Well, in Exodus 11, we find Moses receiving a word from the Lord about the tenth and final plague upon Pharaoh and upon Egypt. This was pretty gruesome and pretty saddening at the same time. What was to happen was that the first-born in the land of Egypt was going to die. So, in Exodus 12, the Passover lamb was sacrificed and the blood of the lamb was to be placed on the doorposts and above the doors. Everyone in Israel was to do this and during this time, they were to observe the feast of the unleavened bread and also get dressed and be ready to leave Egypt. The purpose for the blood on the doorposts was so death would not hit their houses when the Lord saw the blood on the doorposts. In other words, the Lord would pass over their houses. If you want to read this, just read Exodus 11-12. I can only imagine what Egypt felt as you read from verse 29 of Chapter 12. As a result of the death of the firstborns within Egypt, the children of Israel were forced out of Egypt.
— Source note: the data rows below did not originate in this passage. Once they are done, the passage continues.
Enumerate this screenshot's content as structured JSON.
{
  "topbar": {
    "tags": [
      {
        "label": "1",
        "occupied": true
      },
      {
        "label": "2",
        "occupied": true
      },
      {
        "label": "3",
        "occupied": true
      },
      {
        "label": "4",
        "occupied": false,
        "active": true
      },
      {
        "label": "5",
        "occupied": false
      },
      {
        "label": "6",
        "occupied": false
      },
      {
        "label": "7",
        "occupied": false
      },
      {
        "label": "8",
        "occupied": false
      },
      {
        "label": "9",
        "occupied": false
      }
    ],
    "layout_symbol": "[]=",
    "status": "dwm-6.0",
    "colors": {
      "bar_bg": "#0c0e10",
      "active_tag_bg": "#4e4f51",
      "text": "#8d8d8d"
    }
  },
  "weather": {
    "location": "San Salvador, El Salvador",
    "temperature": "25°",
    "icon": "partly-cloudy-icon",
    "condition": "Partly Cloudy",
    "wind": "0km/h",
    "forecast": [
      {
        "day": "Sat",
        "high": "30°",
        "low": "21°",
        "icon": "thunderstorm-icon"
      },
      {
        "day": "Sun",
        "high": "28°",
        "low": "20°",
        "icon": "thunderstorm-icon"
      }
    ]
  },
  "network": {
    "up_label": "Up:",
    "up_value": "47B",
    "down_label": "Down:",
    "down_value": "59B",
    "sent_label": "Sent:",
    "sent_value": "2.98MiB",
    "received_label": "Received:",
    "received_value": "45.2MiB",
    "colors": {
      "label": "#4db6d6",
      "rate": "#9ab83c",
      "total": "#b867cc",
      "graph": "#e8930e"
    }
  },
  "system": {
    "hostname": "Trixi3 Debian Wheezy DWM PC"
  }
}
Now some of you might be wondering, “Why did I bring this up?” Well, the blood of the lamb back then was pointing to the blood of Jesus who would shed His blood so we wouldn’t die if we embraced Him and His shed blood. Now, let’s think about this, when we don’t have the blood of Jesus over our houses, then that creates death of some sort (it may not be physically, but it will definitely be spiritual and probably a few others, such as mental or financial). As I was thinking about the importance of having a covering of Jesus’ blood over a household, there are many who are uncovered, which is not a good place to be. And I’d hate to be the bearer of bad news, but not too many churches understand the gravity of this.

Then I thought about the family structure and how the husband was to cover the family. If any of you have known me for a long time, I’m always asking questions to make you think. The question that was roaming through my mind was this, “Why do churches expect an unsaved husband who’s not even thinking about God to cover his spouse and family?” The truth is that he can’t cover his spouse and family because he hasn’t made Christ Lord and Savior. And that’s where this blogpost comes into play. If you’re reading this, please don’t spend a lot of time on the question that I just asked, because that’s minor in comparison to what I’m about to say.

You see, the body of Christ has spent a lot of time talking the talk, but has not walked the walk (lived it out). We have sadly subjected people to the Bible when they have volitionally made a choice not to believe in it. We need to just live the life, plain and simple!

Now, we have to remember that everybody is free to decide how he or she wants to live their life, and we are not to love them any less because of it. The beauty of God is that He gave us free will and He loves everybody. Just like freedom has a price, our choices in life have consequences. This was on my spirit today.